На мгновение воцарилась громкая и холодная тишина, и река всколыхнулась в обратном направлении: кто-то побежал назад, прикрывая разбитое лицо шарфом, на снегу вспыхнула алая кровь, которая очень скоро от мучнисто-розового цвета фонарей стала казаться черной. Грузные мужички с решительным видом уводили куда-то расхристанных женщин, кто-то визжал, кто-то хрипло бранился, толпа хаотически растекалась в разные стороны, неся на своих гребнях разные лица — счастливые, удивленные, искаженные злобой.
— Куда бежите? — заорал вдруг странного вида человечек с бычьей шеей. — Зассали, епта?!! Еще и в драке не были, а уже в штаны навалили! Эй, пидорасы! Пошли чурок ломать!
И уже через несколько минут толпа расступилась, кто-то заорал: «Убили!», начался свист и толкотня, и из общей толпы выделилась черная группа кавказцев, которая на вытянутых руках понесла вперед по улице окровавленного юношу.

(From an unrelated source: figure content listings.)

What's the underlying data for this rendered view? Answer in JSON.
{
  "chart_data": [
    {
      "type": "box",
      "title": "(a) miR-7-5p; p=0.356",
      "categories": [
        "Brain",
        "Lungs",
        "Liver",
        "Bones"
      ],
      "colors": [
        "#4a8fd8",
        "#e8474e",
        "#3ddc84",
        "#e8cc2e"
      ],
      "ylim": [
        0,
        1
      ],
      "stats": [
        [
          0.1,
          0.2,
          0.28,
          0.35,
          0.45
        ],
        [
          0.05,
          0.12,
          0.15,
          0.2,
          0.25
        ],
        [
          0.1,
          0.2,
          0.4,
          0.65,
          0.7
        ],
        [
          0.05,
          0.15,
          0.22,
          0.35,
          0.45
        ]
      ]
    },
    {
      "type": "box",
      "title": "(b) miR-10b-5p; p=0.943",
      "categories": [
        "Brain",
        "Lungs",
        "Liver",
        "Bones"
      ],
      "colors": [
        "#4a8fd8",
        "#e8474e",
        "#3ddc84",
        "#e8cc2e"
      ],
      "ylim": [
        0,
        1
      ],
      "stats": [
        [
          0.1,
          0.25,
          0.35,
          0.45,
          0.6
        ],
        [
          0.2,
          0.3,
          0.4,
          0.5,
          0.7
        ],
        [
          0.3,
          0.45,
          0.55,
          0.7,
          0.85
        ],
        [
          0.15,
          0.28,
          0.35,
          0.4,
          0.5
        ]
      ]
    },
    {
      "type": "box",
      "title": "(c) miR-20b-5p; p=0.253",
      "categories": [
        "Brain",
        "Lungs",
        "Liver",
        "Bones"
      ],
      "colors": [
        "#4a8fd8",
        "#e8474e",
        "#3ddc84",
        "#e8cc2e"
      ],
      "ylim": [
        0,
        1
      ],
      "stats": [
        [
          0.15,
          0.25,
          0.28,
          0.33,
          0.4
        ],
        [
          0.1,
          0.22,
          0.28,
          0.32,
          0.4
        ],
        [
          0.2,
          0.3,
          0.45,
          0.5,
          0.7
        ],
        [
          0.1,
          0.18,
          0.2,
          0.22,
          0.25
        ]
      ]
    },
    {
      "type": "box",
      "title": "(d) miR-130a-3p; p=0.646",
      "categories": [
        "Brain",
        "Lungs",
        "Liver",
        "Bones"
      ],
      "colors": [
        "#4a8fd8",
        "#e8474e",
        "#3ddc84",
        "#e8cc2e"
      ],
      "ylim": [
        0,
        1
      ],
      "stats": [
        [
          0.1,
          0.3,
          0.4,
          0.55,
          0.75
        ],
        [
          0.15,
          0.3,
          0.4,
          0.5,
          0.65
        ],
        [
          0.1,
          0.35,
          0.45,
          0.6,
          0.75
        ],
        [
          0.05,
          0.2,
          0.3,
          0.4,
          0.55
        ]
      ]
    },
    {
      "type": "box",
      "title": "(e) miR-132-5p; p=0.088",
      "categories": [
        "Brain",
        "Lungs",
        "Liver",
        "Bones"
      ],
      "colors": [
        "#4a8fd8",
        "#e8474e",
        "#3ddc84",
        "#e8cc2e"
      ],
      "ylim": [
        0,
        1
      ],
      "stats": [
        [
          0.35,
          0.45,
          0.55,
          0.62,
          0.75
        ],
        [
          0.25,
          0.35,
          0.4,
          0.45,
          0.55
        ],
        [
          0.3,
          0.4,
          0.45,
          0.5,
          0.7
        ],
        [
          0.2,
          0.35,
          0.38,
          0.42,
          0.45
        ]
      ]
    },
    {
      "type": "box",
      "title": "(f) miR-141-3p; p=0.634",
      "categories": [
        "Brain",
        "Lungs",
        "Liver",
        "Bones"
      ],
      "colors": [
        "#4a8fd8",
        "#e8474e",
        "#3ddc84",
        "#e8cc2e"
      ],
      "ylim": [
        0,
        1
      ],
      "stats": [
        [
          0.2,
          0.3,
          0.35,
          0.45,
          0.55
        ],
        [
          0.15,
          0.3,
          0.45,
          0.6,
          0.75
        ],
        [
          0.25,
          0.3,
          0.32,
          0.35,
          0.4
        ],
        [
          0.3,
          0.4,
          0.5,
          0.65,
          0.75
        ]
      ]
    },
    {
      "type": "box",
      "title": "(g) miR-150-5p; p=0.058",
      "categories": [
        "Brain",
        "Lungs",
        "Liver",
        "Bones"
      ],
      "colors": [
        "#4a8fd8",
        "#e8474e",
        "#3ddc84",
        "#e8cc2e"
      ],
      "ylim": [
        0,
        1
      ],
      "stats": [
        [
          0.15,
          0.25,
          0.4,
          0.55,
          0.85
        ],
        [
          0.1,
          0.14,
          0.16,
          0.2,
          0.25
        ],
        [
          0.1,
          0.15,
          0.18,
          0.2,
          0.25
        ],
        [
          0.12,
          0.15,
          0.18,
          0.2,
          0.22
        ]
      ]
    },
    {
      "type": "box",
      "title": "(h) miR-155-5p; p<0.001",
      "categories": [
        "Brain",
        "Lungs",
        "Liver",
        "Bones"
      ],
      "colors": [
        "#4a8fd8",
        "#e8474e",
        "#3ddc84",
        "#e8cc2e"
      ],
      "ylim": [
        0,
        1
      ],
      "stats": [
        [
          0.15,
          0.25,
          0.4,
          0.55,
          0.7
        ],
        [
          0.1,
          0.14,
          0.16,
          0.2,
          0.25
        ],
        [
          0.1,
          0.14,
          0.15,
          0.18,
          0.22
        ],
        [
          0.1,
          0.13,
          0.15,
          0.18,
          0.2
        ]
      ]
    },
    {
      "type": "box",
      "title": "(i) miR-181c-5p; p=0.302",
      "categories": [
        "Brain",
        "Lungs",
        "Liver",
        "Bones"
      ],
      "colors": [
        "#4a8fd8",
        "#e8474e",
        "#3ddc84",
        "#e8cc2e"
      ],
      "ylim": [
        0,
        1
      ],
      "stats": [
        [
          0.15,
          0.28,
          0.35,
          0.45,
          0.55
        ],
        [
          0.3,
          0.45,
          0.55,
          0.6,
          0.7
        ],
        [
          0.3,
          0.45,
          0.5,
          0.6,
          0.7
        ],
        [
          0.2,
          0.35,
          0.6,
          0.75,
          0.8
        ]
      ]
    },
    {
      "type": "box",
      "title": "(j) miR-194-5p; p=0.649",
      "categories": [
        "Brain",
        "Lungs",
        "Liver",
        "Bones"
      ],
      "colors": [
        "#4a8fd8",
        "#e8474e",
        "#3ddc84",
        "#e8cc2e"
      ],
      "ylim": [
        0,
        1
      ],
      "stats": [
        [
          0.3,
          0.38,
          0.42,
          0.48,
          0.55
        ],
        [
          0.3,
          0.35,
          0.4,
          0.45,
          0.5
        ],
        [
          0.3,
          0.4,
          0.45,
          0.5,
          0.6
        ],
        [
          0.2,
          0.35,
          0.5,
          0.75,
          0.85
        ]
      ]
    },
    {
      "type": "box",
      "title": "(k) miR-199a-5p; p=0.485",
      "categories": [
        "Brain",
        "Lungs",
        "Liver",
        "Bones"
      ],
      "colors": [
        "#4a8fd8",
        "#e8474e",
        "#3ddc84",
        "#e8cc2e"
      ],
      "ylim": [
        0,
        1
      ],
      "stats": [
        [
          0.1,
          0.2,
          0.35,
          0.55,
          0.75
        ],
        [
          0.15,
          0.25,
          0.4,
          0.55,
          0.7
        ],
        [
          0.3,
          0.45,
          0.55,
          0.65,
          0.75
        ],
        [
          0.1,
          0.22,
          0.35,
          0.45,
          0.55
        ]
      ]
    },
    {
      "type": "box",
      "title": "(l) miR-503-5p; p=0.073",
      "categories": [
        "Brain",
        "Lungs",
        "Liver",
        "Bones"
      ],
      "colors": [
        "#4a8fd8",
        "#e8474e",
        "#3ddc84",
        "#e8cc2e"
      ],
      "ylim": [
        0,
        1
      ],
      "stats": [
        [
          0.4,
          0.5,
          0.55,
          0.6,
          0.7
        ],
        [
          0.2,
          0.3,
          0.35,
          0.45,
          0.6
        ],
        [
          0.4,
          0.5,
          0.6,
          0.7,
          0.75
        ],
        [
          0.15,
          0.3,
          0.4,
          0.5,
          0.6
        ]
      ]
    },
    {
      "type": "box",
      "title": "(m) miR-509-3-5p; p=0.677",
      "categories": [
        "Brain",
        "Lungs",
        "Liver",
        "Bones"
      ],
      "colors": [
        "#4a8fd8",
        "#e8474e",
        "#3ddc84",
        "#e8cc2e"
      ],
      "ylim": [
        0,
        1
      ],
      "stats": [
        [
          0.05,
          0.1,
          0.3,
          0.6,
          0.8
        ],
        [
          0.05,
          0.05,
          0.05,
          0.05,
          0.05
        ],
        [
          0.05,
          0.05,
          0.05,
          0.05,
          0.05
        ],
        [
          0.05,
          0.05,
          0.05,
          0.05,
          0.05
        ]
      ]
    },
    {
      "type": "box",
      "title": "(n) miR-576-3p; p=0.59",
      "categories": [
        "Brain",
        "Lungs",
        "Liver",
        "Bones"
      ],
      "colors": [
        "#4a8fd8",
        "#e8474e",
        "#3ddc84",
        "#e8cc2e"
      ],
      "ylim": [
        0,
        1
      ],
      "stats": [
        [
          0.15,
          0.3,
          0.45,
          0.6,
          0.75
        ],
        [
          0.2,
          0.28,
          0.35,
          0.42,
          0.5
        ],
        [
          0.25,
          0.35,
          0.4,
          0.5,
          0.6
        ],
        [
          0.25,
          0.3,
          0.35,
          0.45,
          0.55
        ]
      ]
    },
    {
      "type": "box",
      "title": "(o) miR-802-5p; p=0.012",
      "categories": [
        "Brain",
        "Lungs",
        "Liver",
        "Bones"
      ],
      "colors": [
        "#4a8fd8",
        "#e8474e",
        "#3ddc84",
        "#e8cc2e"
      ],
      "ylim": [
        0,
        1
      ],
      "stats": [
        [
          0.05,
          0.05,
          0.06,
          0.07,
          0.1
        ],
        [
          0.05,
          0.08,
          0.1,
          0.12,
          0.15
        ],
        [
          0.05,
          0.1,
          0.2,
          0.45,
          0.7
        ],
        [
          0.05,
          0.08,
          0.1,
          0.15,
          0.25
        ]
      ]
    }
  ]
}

— Мы вырежем вас всех! — орали они тем, кто осмеливался произнести хоть звук, через несколько минут улица наполнилась женским воем, выбежали женщины в черных платках, упали на ледяные мостовые ниц, завопили, запричитали.
Яков дворами попытался пробраться к гостинице, вернуться назад, к заводу, за машиной было уже нереально. Но идти было трудно: дорога перекрыта, конница обозначила коридоры, и в них началась давка. Он ступил на мрамор отеля в два ночи, почти обмороженный.
В гостинице было уютно, пусто, приятно играла музыка, он попросил коньяка, который ему тут же и принесли с выправкой, на серебре да в хрустале — странно, неужели они ничего не знают — ведь в шаге от этого коньяка крики и кровь на скользких тротуарах?
— Хорошо, что вы пришли, — с милой улыбкой сказала молодуха на ресепшене лет двадцати с крашеным лицом, волнительно худая, перетянутая черными ремнями, — там какая-то манифестация, нам звонили, и мы собираемся закрывать двери.
— Вы были на улице? — спросил Яков. — Там ужас что.
— Не была, мне уходить только утром, но я не думаю, что что-то серьезное. Ужин на втором этаже, сегодня новинки — крем-суп из фуа-гра! Исключительно рекомендую!
Поднявшись в номер, Яков позвонил отцу. Тот остался в Будапеште и после своей отставки по выслуге лет получил в благодарность местечко в маленькой совместной конторке, торгующей лекарствами. Яков не любил отца, в душе винил его за мамину раннюю смерть, за счастливую жизнь в другой, новой семье, которую и новой-то уже не назовешь, все в ней было как в прежней, только с другими действующими лицами: те же скатерти, серебро, букеты к праздникам, как будто и не было Клары, не было ее слез, страха смерти — сошлась тина над ее головой, и все.